James Axler – Demons of Eden

Autry swallowed hard before asking, “What happened?”

“Pretty much what you’d expect to happen. The muties chilled a lot of innocent people and took over the ville, used it as a base to launch their raids. Sound familiar?”

“What happened to the gang?”

Ryan waved a casual hand through the air. “Me and my friends chilled the whole lot of them. Didn’t take long.”

“Why not?”

“Because we were prepared.”

Autry blinked at the end of the story, not having realized there could be any connection. “Interesting analogy, Mr. Cawdor.”

Ryan didn’t respond. He was watching a young man on horseback gallop toward them from the direction of the pass.

“Mose!” he yelled as he reined his horse to an unsteady halt. “Got news!”

“What is it, William?” Autry inquired calmly, in deliberate counterpoint to the youth’s excitement.

“Hatchet Jack sent word! He wants to parley at noon!”

Autry’s face went the color of old ashes, but he showed no emotion otherwise. “Where?”

“In the pass. Said he’ll come under a flag of truce.”

Autry turned to Ryan. “Under the circumstances you’ll forgive me if I leave you to your own”

“Not with you,” William interrupted. His forefinger jabbed toward Ryan. “With him .”

Autry exhaled a surprised, startled breath. “With you, Mr. Cawdor. There’s no reason to meet with him, though perhaps you may be able to defuse any hostilities. I can’t force you, but I can ask. Will you meet with him?”

Ryan had plenty of experience of this sort of situation, and he needed the opportunity to size up the opposition.

“I’ll do it,” he said. “But the hostilities are already out in the open. I doubt a face-to-face palaver will close them up.
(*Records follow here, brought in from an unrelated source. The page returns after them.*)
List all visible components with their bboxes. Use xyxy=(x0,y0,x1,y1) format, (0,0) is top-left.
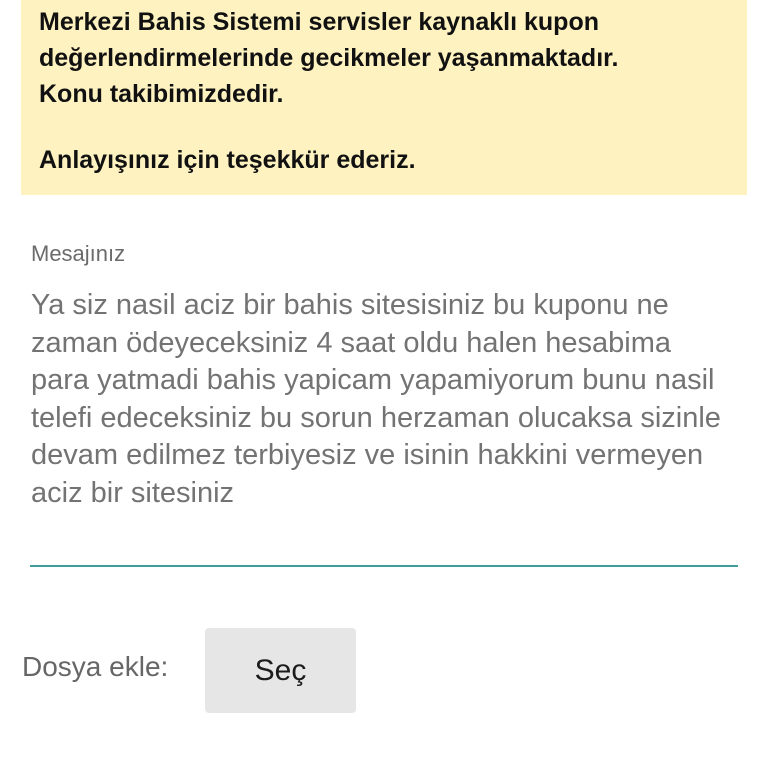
message-field-label: Mesajınız xyxy=(31,241,126,266)
notice-line-4: Anlayışınız için teşekkür ederiz. xyxy=(39,146,416,174)
notice-line-1: Merkezi Bahis Sistemi servisler kaynaklı… xyxy=(39,8,599,36)
message-field-underline xyxy=(30,565,738,567)
notice-line-3: Konu takibimizdedir. xyxy=(39,80,284,108)
attachment-label: Dosya ekle: xyxy=(22,651,169,682)
notice-spacer xyxy=(39,112,729,142)
service-delay-notice: Merkezi Bahis Sistemi servisler kaynaklı… xyxy=(21,0,747,195)
support-message-form: Merkezi Bahis Sistemi servisler kaynaklı… xyxy=(0,0,768,768)
notice-line-2: değerlendirmelerinde gecikmeler yaşanmak… xyxy=(39,44,619,72)
message-textarea[interactable]: Ya siz nasil aciz bir bahis sitesisiniz … xyxy=(31,287,737,512)
choose-file-button[interactable]: Seç xyxy=(205,628,356,713)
Could make things worse.”

Autry combed nervous fingers through his beard. “I doubt that’s possible.”

Ryan turned back toward the hostel. “Believe me, Mr. Autry, it is.”

Inside the common room, Ryan told his five friends about Hatchet Jack’s request for a conference. None of them was pleased by the notion.

“Parley for what?” J.B. demanded. “He won’t let us leave.”

“Ryan, dear fellow, though your judgment is sound in most matters, meeting this man might be tantamount to pouring gasoline on a fire,” Doc stated.

“I agree,” Krysty said. “It’s probably a trap.”

“Gotta be,” Jak added.

Ryan nodded. “More than likely. That’s why you’re going with me. He might want to talk to me alone, but that doesn’t mean I can’t arrange for my own cover.”

The six companions spent the next two hours cleaning and loading their weapons. A few minutes shy of noon, Autry came to the door and beckoned to Ryan. When the others arose, his gaze narrowed.

“I’m certain Hatchet Jack meant for you to go alone, Mr. Cawdor.”

“I’ll talk to him alone,” Ryan replied, “but I want my back covered.”

“There are guards at the pass.”

“With bows and arrows and maybe a muzzle loader,” Mildred said, hefting her Czech-made ZKR target revolver. “I think our firepower will more than complement your own.” Autry opened his mouth to voice an objection, then shut it and smiled in resignation. “As you wish.”

Most of the population of Amicus seemed to be lining the street as they marched toward the pass. None of them spoke or so much as smiled.

“They’re scared,” Krysty said quietly, her hair shifting.

“I don’t blame them,” Mildred replied.

“Not of the Cadre, of us, of what we might bring down on them.”

A blond woman shouldered her way out of the row of onlookers. She was wearing a long, fringed dress of soft doeskin. It took Ryan a moment to recognize Felicity, with her hair combed, face clean and wearing clothes. She fell into step beside him.

“You’re going to talk to Hatchet Jack?” she asked.

“Yeah.”

Fingers tugging nervously at her skirt, she said, “Mebbe you can ask him to return my husband’s body.”

Ryan knew that most Plains tribes performed ceremonies for their honored dead, believing the rituals allowed their journey to the spirit world to be speedy and uneventful. Felicity evidently shared those beliefs.

“I’ll do what I can,” Ryan told her.

Felicity ducked her head and dropped back.